Fast Food macht depressiv
Die ungesunden Fette in Burgern steigern das Depressionsrisiko

Finger weg vom Burger! Eine ungesunde Ernährung macht nicht nur dick, sondern auch depressiv

Junk Food erhöht offenbar das Risiko, an Depressionen zu erkranken. Gesättigte Fettsäuren und Transfette, die vor allem in industriell hergestellten Lebensmitteln und Fast Food enthalten sind, machen Depressionen um bis zu 48 Prozent wahrscheinlicher, so eine spanische Studie. Im Gegensatz zu dieser ungesunden Ernährung kann etwa Olivenöl vor dem psychischen Leiden schützen, behaupten die Forscher der Gemeinschaftsstudie der Universitäten von Navarra und Las Palmas de Gran Canaria.

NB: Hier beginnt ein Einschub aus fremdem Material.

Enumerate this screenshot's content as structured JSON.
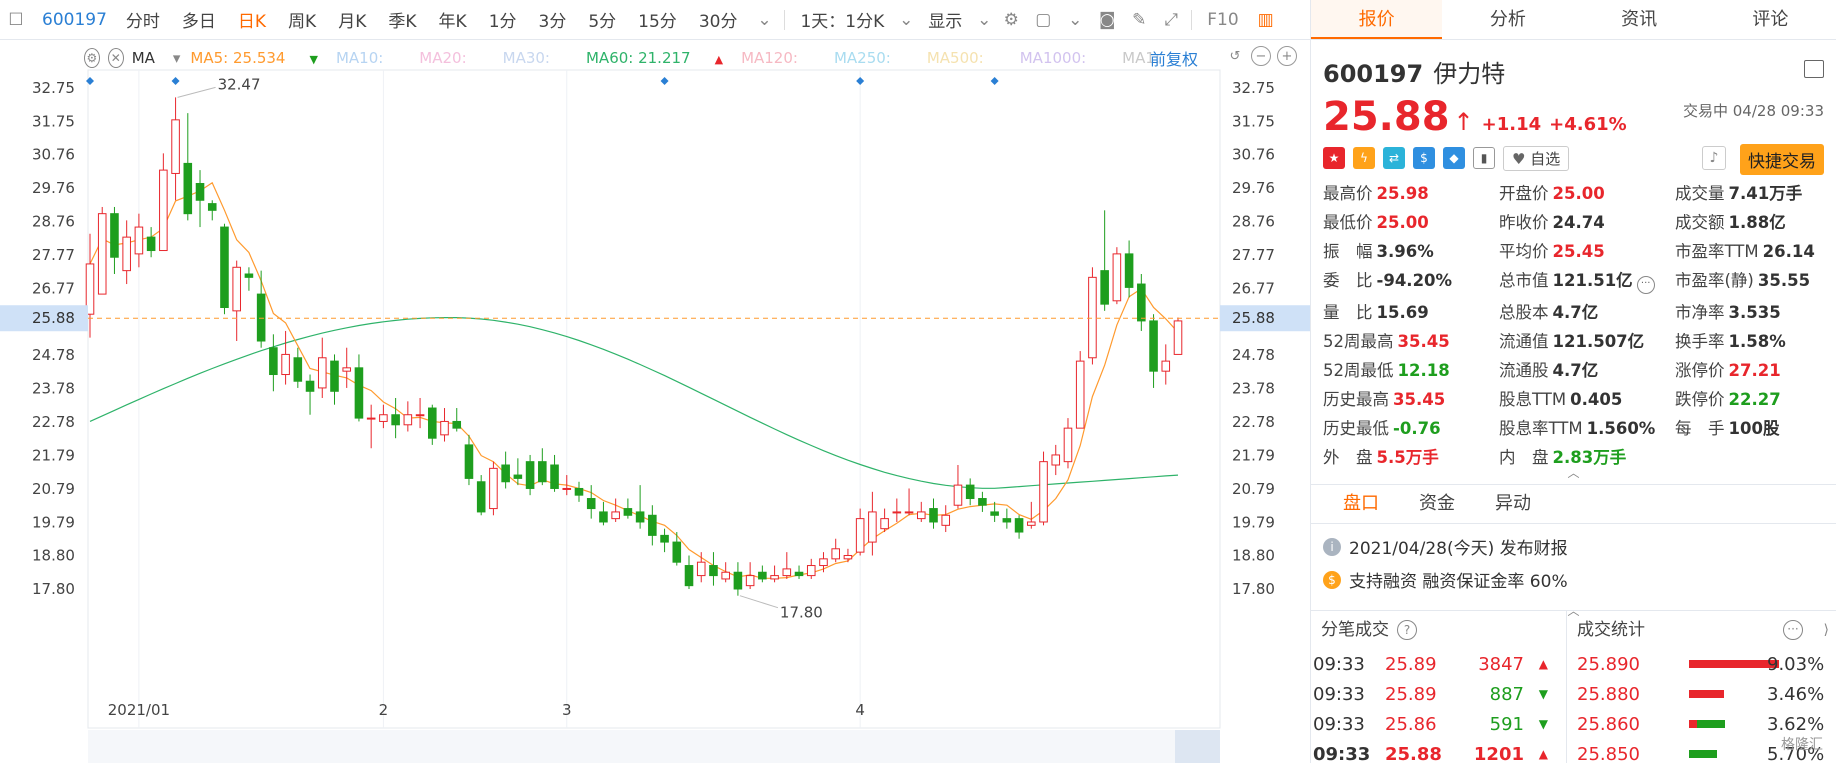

Die Wissenschaftler hatten Ernährungsweise, Lebensstil und Krankheiten von über 12.000 Freiwilligen über einen Zeitraum von sechs Jahren beobachtet. Ergebnis: Obwohl am Anfang keiner die Teilnehmer an Depressionen litt, diagnostizierten die Forscher am Ende bei über 650 von ihnen die Krankheit. "Je mehr Transfette ein Proband zu sich nahm, um so größer war die schädliche Wirkung", so Studienautorin Almudena Sánchez-Villegas aus Gran Canaria. Die gesunden, ungesättigten Fette in Fisch und Olivenöl hingegen, reduzieren demnach das Risiko einer Depression.